A concepção de um novo sistema viário, que inclui 28 Km de vias para o Veículo Leve sobre Trilhos (VLT), 17 Km em ciclovias e ruas para passagem exclusiva de pedestres, segue lógica muito diferente da atual. O VLT ligará os principais modais de transporte (estações de ônibus, teleférico da Providência, trens, metrô, barcas e aeroporto), diminuindo o número de carros e ônibus no Centro.

Veículo Leve sobre Trilhos vai integrar Região Portuária ao Centro da cidade em 28 Km de vias


Ruas desativadas, como a antiga Via Trilhos (atual Via Binário do Porto), e outras, novas, abertas pelas obras em curso, ampliarão acessos e melhorarão significativamente o fluxo interno no novo desenho do projeto viário em construção. Medidas complementares, como novas passagens em direção à área operacional do Porto do Rio, retiram a circulação de caminhões e carretas da região. Outra ideia é a de incentivar residências próximas ao local de trabalho, abrindo nova perspectiva de deslocamento, como uso de bicicletas e travessias a pé.

Solução viária integrada

Em substituição à Perimetral e à Rodrigues Alves, as vias Binário do Porto e Expressa vão acrescentar faixas de rolamento ao novo sistema viário, que ganhará em capacidade. A Via Expressa ligará o Aterro do Flamengo (na altura do antigo Mergulhão da Praça XV) à Avenida Brasil e à Ponte Rio-Niterói. Ela terá pistas nos dois sentidos. Quando se substitui por túnel o trecho da Rodrigues Alves entre o Armazém 8 e a Praça XV, ganha-se passeio público de 2,6 Km de extensão e 61 mil metros quadrados, arborizado, com ciclovia, área de convivência, circulação de pedestres e passagem do Veículo Leve Sobre Trilhos (VLT).

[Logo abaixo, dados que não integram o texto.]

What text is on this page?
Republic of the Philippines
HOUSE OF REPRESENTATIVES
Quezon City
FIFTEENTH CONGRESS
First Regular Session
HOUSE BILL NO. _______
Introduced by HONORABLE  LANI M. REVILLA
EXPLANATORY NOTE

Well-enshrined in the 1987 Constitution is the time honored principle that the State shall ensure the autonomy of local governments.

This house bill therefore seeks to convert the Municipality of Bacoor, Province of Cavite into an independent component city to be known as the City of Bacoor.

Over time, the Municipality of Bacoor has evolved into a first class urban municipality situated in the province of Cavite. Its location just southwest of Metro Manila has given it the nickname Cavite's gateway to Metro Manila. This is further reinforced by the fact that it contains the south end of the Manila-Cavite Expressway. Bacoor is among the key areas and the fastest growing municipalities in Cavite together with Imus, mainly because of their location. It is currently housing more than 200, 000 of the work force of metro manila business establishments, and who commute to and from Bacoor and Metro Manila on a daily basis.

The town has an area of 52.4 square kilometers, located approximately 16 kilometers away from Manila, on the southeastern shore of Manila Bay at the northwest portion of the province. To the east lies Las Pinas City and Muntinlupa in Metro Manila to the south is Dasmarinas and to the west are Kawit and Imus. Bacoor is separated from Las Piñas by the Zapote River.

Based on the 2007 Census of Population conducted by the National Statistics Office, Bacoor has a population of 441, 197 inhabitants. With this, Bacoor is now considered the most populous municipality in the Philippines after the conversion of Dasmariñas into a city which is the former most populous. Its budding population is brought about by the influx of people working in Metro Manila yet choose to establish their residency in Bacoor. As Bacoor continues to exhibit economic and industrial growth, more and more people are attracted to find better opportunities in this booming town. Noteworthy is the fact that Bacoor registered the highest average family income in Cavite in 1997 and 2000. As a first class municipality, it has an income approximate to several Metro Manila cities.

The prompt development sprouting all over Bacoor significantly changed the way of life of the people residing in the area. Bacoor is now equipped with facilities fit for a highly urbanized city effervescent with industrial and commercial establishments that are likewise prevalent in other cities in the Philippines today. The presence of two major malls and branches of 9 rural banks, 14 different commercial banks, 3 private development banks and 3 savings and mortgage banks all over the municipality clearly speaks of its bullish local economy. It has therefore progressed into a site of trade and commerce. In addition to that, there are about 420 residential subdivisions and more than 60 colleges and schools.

A Via Binário do Porto faz a ligação entre a Rua Primeiro de Março e a Rodoviária (no sentido Avenida Brasil/Ponte) com várias saídas para a distribuição interna do trânsito, o que hoje não existe com eficiência e organização. No sentido Centro, a via conecta o Gasômetro à Praça Mauá. Nas duas mãos, são três faixas de ida e três de volta.

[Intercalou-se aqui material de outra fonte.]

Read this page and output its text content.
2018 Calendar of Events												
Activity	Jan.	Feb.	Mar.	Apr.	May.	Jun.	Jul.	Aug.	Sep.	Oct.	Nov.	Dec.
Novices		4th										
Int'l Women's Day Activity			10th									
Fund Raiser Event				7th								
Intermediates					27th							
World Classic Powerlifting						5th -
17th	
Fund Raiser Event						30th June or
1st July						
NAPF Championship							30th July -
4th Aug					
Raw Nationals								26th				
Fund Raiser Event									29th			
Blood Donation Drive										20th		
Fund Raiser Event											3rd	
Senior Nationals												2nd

Debate público e aprovação dos projetos

A Lei 101/2009 - que criou a operação urbana Porto Maravilha - foi aprovada na Câmara de Vereadores. Os projetos básicos de requalificação urbana foram submetidos à audiência pública em janeiro de 2010, ficaram sob consulta pública no mês de julho daquele ano e integraram edital de licitação da concessão de serviços e obras também em 2010. Desde então, os editais permaneceram nas páginas oficiais da Cdurp, da Comissão de Valores Mobiliários e da Prefeitura do Rio de Janeiro.

Todos os mecanismos de discussão foram utilizados, abrindo a possibilidade de contribuição da sociedade. O processo de elaboração e aprovação dos projetos urbanos passa por diversos órgãos técnicos da Prefeitura, como secretarias municipais de Urbanismo, Meio Ambiente, Transportes, entre outros. A remoção será progressiva, até 2016, coordenada com a evolução das obras de implantação do novo sistema viário.